Zoo story d’Edward Albee
La parole est malade
Installé sur un banc de Central park avec un livre et un casse-croûte, Peter aime à goûter ces moments de tranquillité dominicale. Mais ce jour-là, l’irruption d’un inconnu va bousculer ses habitudes. Le type, prénommé Jerry, se présente comme un solitaire, un pauvre bougre qui n’a personne à qui parler. Son insistance pour lier conversation intrigue et irrite Peter. Peu à peu, le climat devient pesant, la tension monte en même temps que le ton de Jerry qui bombarde Peter de questions intimes et lui fait des confidences horrifiantes. La relation prend une tournure inquiétante sans qu’on sache en identifier l’enjeu. Jerry est certainement un déclassé, un pauvre gars qui a raté le coche et qui souffre. Il n’y a pas de dialogue entre les deux, juste de l’incompréhension et un rapport de force qui s’enflamme. Peter, brave type, marié, deux enfants, deux chats, deux perruches, domicilié dans la bourgeoise 74e rue est la victime des assauts de Jerry qui joue la lutte des classes sur un banc. Il malmène et provoque Peter jusqu’à des fins extrêmes. Mais que veut-il au juste ? Jerry n’est pas dingue, il est désespéré par l’absence de communication entre les êtres et le clivage mortel de la société.
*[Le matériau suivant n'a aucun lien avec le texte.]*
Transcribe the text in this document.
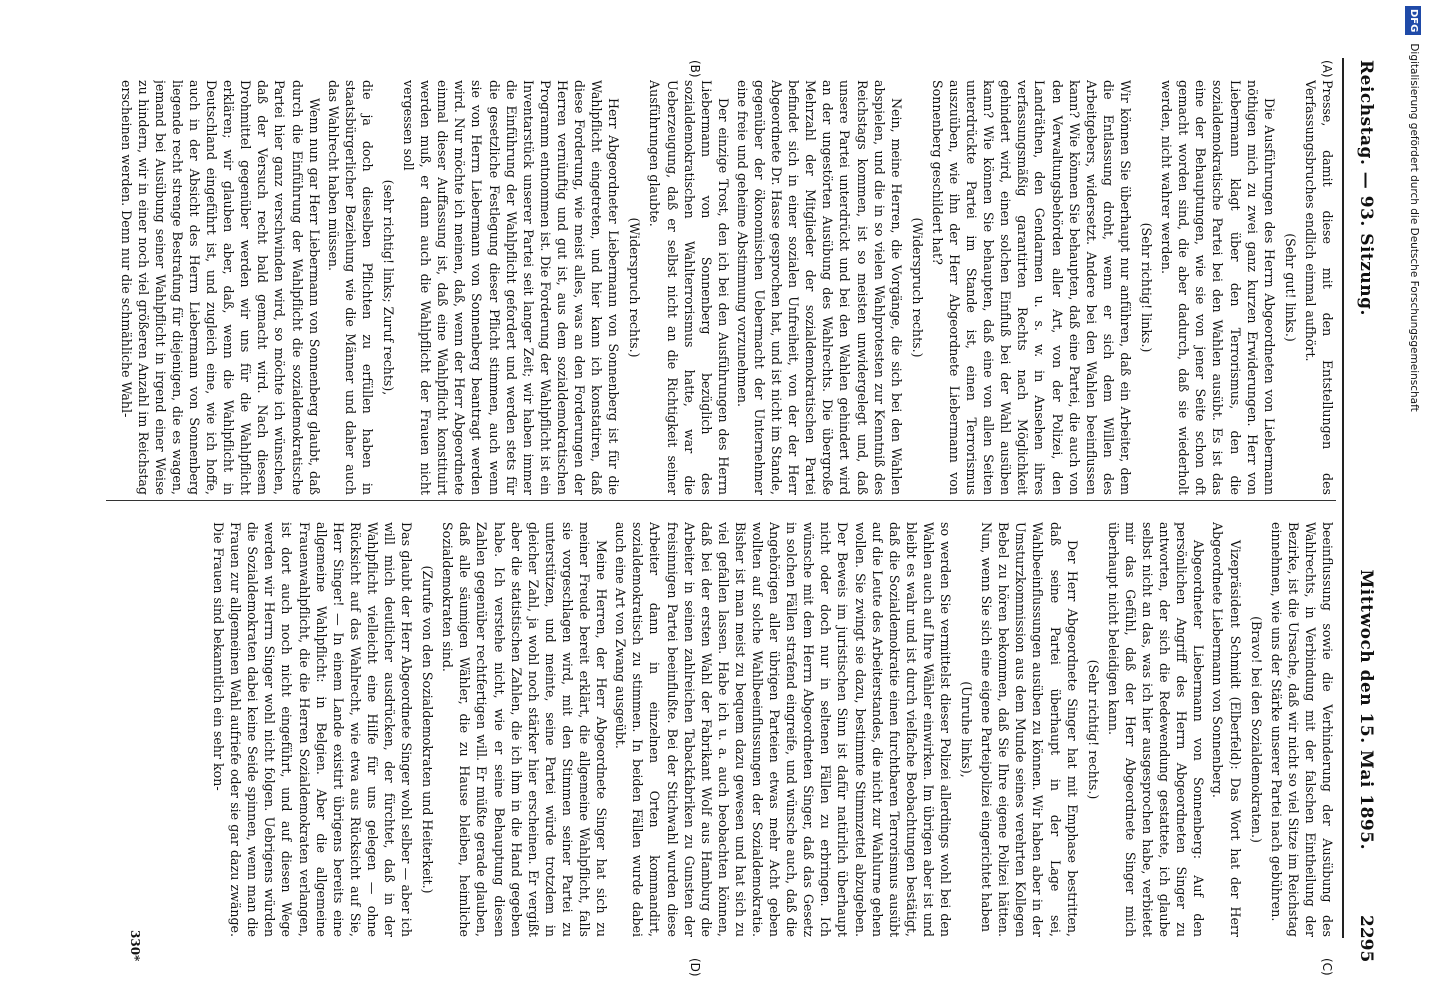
Reichstag. — 93. Sitzung.
Mittwoch den 15. Mai 1895.
2295
(A)
(B)
(C)
(D)

Presse, damit diese mit den Entstellungen des Verfassungsbruches endlich einmal aufhört.

(Sehr gut! links.)

Die Ausführungen des Herrn Abgeordneten von Liebermann nöthigen mich zu zwei ganz kurzen Erwiderungen. Herr von Liebermann klagt über den Terrorismus, den die sozialdemokratische Partei bei den Wahlen ausübt. Es ist das eine der Behauptungen, wie sie von jener Seite schon oft gemacht worden sind, die aber dadurch, daß sie wiederholt werden, nicht wahrer werden.

(Sehr richtig! links.)

Wir können Sie überhaupt nur anführen, daß ein Arbeiter, dem die Entlassung droht, wenn er sich dem Willen des Arbeitgebers, widersetzt. Andere bei den Wahlen beeinflussen kann? Wie können Sie behaupten, daß eine Partei, die auch von den Verwaltungsbehörden aller Art, von der Polizei, den Landräthen, den Gendarmen u. s. w. in Ansehen ihres verfassungsmäßig garantirten Rechts nach Möglichkeit gehindert wird, einen solchen Einfluß bei der Wahl ausüben kann? Wie können Sie behaupten, daß eine von allen Seiten unterdrückte Partei im Stande ist, einen Terrorismus auszuüben, wie ihn der Herr Abgeordnete Liebermann von Sonnenberg geschildert hat?

(Widerspruch rechts.)

Nein, meine Herren, die Vorgänge, die sich bei den Wahlen abspielen, und die in so vielen Wahlprotesten zur Kenntniß des Reichstags kommen, ist so meisten unwidergelegt und, daß unsere Partei unterdrückt und bei den Wahlen gehindert wird an der ungestörten Ausübung des Wahlrechts. Die übergroße Mehrzahl der Mitglieder der sozialdemokratischen Partei befindet sich in einer sozialen Unfreiheit, von der der Herr Abgeordnete Dr. Hasse gesprochen hat, und ist nicht im Stande, gegenüber der ökonomischen Uebermacht der Unternehmer eine freie und geheime Abstimmung vorzunehmen.

Der einzige Trost, den ich bei den Ausführungen des Herrn Liebermann von Sonnenberg bezüglich des sozialdemokratischen Wahlterrorismus hatte, war die Ueberzeugung, daß er selbst nicht an die Richtigkeit seiner Ausführungen glaubte.

(Widerspruch rechts.)

Herr Abgeordneter Liebermann von Sonnenberg ist für die Wahlpflicht eingetreten, und hier kann ich konstatiren, daß diese Forderung, wie meist alles, was an den Forderungen der Herren vernünftig und gut ist, aus dem sozialdemokratischen Programm entnommen ist. Die Forderung der Wahlpflicht ist ein Inventarstück unserer Partei seit langer Zeit; wir haben immer die Einführung der Wahlpflicht gefordert und werden stets für die gesetzliche Festlegung dieser Pflicht stimmen, auch wenn sie von Herrn Liebermann von Sonnenberg beantragt werden wird. Nur möchte ich meinen, daß, wenn der Herr Abgeordnete einmal dieser Auffassung ist, daß eine Wahlpflicht konstituirt werden muß, er dann auch die Wahlpflicht der Frauen nicht vergessen soll

(sehr richtig! links; Zuruf rechts),

die ja doch dieselben Pflichten zu erfüllen haben in staatsbürgerlicher Beziehung wie die Männer und daher auch das Wahlrecht haben müssen.

Wenn nun gar Herr Liebermann von Sonnenberg glaubt, daß durch die Einführung der Wahlpflicht die sozialdemokratische Partei hier ganz verschwinden wird, so möchte ich wünschen, daß der Versuch recht bald gemacht wird. Nach diesem Drohmittel gegenüber werden wir uns für die Wahlpflicht erklären; wir glauben aber, daß, wenn die Wahlpflicht in Deutschland eingeführt ist, und zugleich eine, wie ich hoffe, auch in der Absicht des Herrn Liebermann von Sonnenberg liegende recht strenge Bestrafung für diejenigen, die es wagen, jemand bei Ausübung seiner Wahlpflicht in irgend einer Weise zu hindern, wir in einer noch viel größeren Anzahl im Reichstag erscheinen werden. Denn nur die schmähliche Wahl-

beeinflussung sowie die Verhinderung der Ausübung des Wahlrechts, in Verbindung mit der falschen Eintheilung der Bezirke, ist die Ursache, daß wir nicht so viel Sitze im Reichstag einnehmen, wie uns der Stärke unserer Partei nach gebühren.

(Bravo! bei den Sozialdemokraten.)

Vizepräsident Schmidt (Elberfeld): Das Wort hat der Herr Abgeordnete Liebermann von Sonnenberg.

Abgeordneter Liebermann von Sonnenberg: Auf den persönlichen Angriff des Herrn Abgeordneten Singer zu antworten, der sich die Redewendung gestattete, ich glaube selbst nicht an das, was ich hier ausgesprochen habe, verbietet mir das Gefühl, daß der Herr Abgeordnete Singer mich überhaupt nicht beleidigen kann.

(Sehr richtig! rechts.)

Der Herr Abgeordnete Singer hat mit Emphase bestritten, daß seine Partei überhaupt in der Lage sei, Wahlbeeinflussungen ausüben zu können. Wir haben aber in der Umsturzkommission aus dem Munde seines verehrten Kollegen Bebel zu hören bekommen, daß Sie Ihre eigene Polizei hätten. Nun, wenn Sie sich eine eigene Parteipolizei eingerichtet haben

(Unruhe links),

so werden Sie vermittelst dieser Polizei allerdings wohl bei den Wahlen auch auf Ihre Wähler einwirken. Im übrigen aber ist und bleibt es wahr und ist durch vielfache Beobachtungen bestätigt, daß die Sozialdemokratie einen furchtbaren Terrorismus ausübt auf die Leute des Arbeiterstandes, die nicht zur Wahlurne gehen wollen. Sie zwingt sie dazu, bestimmte Stimmzettel abzugeben. Der Beweis im juristischen Sinn ist dafür natürlich überhaupt nicht oder doch nur in seltenen Fällen zu erbringen. Ich wünsche mit dem Herrn Abgeordneten Singer, daß das Gesetz in solchen Fällen strafend eingreife, und wünsche auch, daß die Angehörigen aller übrigen Parteien etwas mehr Acht geben wollten auf solche Wahlbeeinflussungen der Sozialdemokratie. Bisher ist man meist zu bequem dazu gewesen und hat sich zu viel gefallen lassen. Habe ich u. a. auch beobachten können, daß bei der ersten Wahl der Fabrikant Wolf aus Hamburg die Arbeiter in seinen zahlreichen Tabackfabriken zu Gunsten der freisinnigen Partei beeinflußte. Bei der Stichwahl wurden diese Arbeiter dann in einzelnen Orten kommandirt, sozialdemokratisch zu stimmen. In beiden Fällen wurde dabei auch eine Art von Zwang ausgeübt.

Meine Herren, der Herr Abgeordnete Singer hat sich zu meiner Freude bereit erklärt, die allgemeine Wahlpflicht, falls sie vorgeschlagen wird, mit den Stimmen seiner Partei zu unterstützen, und meinte, seine Partei würde trotzdem in gleicher Zahl, ja wohl noch stärker hier erscheinen. Er vergißt aber die statistischen Zahlen, die ich ihm in die Hand gegeben habe. Ich verstehe nicht, wie er seine Behauptung diesen Zahlen gegenüber rechtfertigen will. Er müßte gerade glauben, daß alle säumigen Wähler, die zu Hause bleiben, heimliche Sozialdemokraten sind.

(Zurufe von den Sozialdemokraten und Heiterkeit.)

Das glaubt der Herr Abgeordnete Singer wohl selber — aber ich will mich deutlicher ausdrücken, der fürchtet, daß in der Wahlpflicht vielleicht eine Hilfe für uns gelegen — ohne Rücksicht auf das Wahlrecht, wie etwa aus Rücksicht auf Sie, Herr Singer! — In einem Lande existirt übrigens bereits eine allgemeine Wahlpflicht: in Belgien. Aber die allgemeine Frauenwahlpflicht, die die Herren Sozialdemokraten verlangen, ist dort auch noch nicht eingeführt, und auf diesen Wege werden wir Herrn Singer wohl nicht folgen. Uebrigens würden die Sozialdemokraten dabei keine Seide spinnen, wenn man die Frauen zur allgemeinen Wahl aufriefe oder sie gar dazu zwänge. Die Frauen sind bekanntlich ein sehr kon-

330*
DFGDigitalisierung gefördert durch die Deutsche Forschungsgemeinschaft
Sylvain Katan est le doux Peter tandis que Pierre Val interprète le volcanique Jerry qui se tient sur une crête qu’on devine dangereuse sans preuves tangibles. Le rythme soutenu des échanges nourrit la tension, mais ménager plus de silences dans le tissu narratif aurait creusé avantageusement les zones d’ombre.
La pièce d’Edward Albee (auteur de Qui a peur de Virgina Woolf ?), a été créée en 1965 par Laurent Terzieff et Michael Lonsdale ; elle n’a rien perdu de sa force dans cette mise en scène de Pierre Val.
Zoo story d’Edward Albee. Traduction et mise en scène Pierre Val. Avec Sylvain Katan et Pierre Val. Lumières, François Loiseau. Au Poche Montparnasse à 21h. Durée : 1h15.